The 2014 series of Plain Song, From the Loft has a hint of the horizon in the line far below the uplifted, optimistic square of light, drawing on a childhood memory of a hayloft, as well as a current metaphor for the artist working alone in the studio, separated from the real world yet aware of it, uplifted by the process of painting.
Two books about and by JS Parker are available from the gallery: A new book of his poems from the 1960s onwards, with delightful line drawings, published December 2017 by the Millennium Public Art Gallery, RRP $17.50; and the book JS Parker: Plain Song by Dr Damian Skinner – an excellent monograph, now at the special price of $30.
More About the Artist
Born in 1944, JS Parker was described in the Allgemeines Kunsterlexicon international art dictionary as ‘one of the most substantial New Zealand painters of his generation. He stood out as one whose art centres on the pursuit of an approach where vigour has greater value than refinement’.

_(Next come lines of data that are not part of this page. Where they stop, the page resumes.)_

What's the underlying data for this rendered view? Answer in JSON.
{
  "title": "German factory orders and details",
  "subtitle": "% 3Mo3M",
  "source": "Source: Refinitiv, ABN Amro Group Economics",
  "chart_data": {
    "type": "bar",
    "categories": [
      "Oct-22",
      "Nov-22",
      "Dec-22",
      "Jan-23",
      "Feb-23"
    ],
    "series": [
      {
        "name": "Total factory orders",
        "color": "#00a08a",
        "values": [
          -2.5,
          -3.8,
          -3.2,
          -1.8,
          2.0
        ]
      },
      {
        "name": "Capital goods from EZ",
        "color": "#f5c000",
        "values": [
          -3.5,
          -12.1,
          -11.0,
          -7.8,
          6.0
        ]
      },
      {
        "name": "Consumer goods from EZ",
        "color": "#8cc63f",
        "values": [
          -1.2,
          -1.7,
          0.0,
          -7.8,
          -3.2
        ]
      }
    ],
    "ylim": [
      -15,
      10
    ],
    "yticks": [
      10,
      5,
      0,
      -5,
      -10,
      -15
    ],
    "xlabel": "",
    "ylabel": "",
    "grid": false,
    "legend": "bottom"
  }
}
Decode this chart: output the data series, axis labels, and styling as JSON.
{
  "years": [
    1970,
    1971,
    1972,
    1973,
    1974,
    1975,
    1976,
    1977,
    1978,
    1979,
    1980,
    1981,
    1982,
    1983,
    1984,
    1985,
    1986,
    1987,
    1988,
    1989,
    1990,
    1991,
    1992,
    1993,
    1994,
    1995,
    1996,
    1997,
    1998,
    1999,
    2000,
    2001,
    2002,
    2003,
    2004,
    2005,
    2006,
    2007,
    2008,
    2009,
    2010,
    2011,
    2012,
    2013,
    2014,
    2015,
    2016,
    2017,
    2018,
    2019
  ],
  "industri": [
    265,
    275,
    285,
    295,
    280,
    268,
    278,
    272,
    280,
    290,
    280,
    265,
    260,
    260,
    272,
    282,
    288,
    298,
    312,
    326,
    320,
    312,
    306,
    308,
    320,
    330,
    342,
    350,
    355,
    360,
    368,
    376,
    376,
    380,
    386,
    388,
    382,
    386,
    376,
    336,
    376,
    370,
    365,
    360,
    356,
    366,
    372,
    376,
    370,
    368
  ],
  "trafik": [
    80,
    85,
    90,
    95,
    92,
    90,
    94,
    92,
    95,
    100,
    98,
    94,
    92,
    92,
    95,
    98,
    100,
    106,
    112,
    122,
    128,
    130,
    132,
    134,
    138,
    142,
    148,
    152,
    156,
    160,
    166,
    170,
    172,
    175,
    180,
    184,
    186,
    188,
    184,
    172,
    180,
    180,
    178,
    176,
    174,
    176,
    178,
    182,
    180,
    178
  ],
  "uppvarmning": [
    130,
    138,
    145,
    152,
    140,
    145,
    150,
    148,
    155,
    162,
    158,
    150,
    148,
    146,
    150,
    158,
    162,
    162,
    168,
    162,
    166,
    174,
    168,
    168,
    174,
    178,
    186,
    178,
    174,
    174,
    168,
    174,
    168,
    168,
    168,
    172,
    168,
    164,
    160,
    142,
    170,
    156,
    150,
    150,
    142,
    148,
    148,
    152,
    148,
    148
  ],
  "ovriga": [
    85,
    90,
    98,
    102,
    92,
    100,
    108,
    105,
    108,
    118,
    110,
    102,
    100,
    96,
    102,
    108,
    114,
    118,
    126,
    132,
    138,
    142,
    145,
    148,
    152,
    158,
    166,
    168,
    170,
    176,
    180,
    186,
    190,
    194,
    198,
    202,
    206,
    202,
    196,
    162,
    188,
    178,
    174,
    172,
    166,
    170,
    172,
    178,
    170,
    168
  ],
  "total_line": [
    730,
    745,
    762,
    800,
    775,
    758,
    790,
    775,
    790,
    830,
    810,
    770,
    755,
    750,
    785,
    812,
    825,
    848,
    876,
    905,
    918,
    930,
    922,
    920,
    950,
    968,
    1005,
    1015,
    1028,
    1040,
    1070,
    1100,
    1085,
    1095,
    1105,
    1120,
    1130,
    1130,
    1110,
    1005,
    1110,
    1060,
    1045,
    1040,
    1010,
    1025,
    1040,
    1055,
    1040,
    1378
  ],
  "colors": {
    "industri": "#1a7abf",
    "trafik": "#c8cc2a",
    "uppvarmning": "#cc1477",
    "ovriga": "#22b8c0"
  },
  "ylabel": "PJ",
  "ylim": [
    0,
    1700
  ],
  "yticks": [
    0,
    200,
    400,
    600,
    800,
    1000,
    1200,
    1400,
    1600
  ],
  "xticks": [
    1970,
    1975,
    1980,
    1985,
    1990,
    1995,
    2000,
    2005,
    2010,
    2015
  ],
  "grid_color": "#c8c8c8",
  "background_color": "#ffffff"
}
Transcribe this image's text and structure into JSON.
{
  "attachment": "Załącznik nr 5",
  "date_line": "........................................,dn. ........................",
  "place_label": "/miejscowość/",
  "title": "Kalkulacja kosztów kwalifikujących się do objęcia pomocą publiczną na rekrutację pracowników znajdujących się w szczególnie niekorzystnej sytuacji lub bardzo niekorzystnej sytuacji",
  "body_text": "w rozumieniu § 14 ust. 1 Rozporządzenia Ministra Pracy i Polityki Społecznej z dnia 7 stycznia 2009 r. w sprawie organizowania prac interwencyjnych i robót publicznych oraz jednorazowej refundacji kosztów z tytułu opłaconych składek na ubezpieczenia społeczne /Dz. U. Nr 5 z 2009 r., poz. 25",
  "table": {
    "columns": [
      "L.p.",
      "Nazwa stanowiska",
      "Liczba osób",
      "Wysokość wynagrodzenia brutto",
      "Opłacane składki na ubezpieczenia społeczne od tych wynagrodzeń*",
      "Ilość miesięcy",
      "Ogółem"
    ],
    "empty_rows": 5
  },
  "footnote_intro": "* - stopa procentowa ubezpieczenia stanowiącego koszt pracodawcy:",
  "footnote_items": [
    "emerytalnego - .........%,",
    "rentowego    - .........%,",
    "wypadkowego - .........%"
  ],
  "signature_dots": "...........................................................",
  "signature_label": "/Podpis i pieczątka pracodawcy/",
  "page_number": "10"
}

Parker studied art at Ilam School of Fine Arts at Canterbury University and in 1975 was awarded the prestigious Frances Hodgkins Fellowship at Otago University (which is where his long friendship began with fellow painter Ralph Hotere). He ultimately settled in Marlborough and focused on the light and colours of the landscape, where he believed New Zealand’s greatest character lies. His contribution and steadfast vision was recognized in 2003 when he was awarded the Order of New Zealand Merit for 40 years of services to painting.
He constantly refined his art towards a horizon of infinite possibility, and experimented with both form and colour – ‘you are not so much creating as discovering.’
The works of this leading New Zealand painter continued to explore the nuances of light and juxtapositions of colour, often inspired by the South Island land, waters and light, sometimes by a feeling of time and place. There is also an enthusiastic following for his unique ‘black and white’ paintings, some using tar alongside white oil paint in a juxtaposition of the staunch and the vulnerable, sometimes jolted with a spike of colour. His Plain Songs refer not only to the South Island plains but also the formal structure of Gregorian chants. A music lover of wide taste, he was particularly inspired by blues, jazz and classical music; his work often shows a musical rhythm and balance, or a fine line like a high continuous note.
Parker’s impasto paintings are keenly sought after by collectors in New Zealand and overseas. His small Plain Song paintings have the freshness of discovery as Parker explored structures and linkages within a tight framework. He is best known however for his large scale paintings of about 1.2 to 2.5 metres.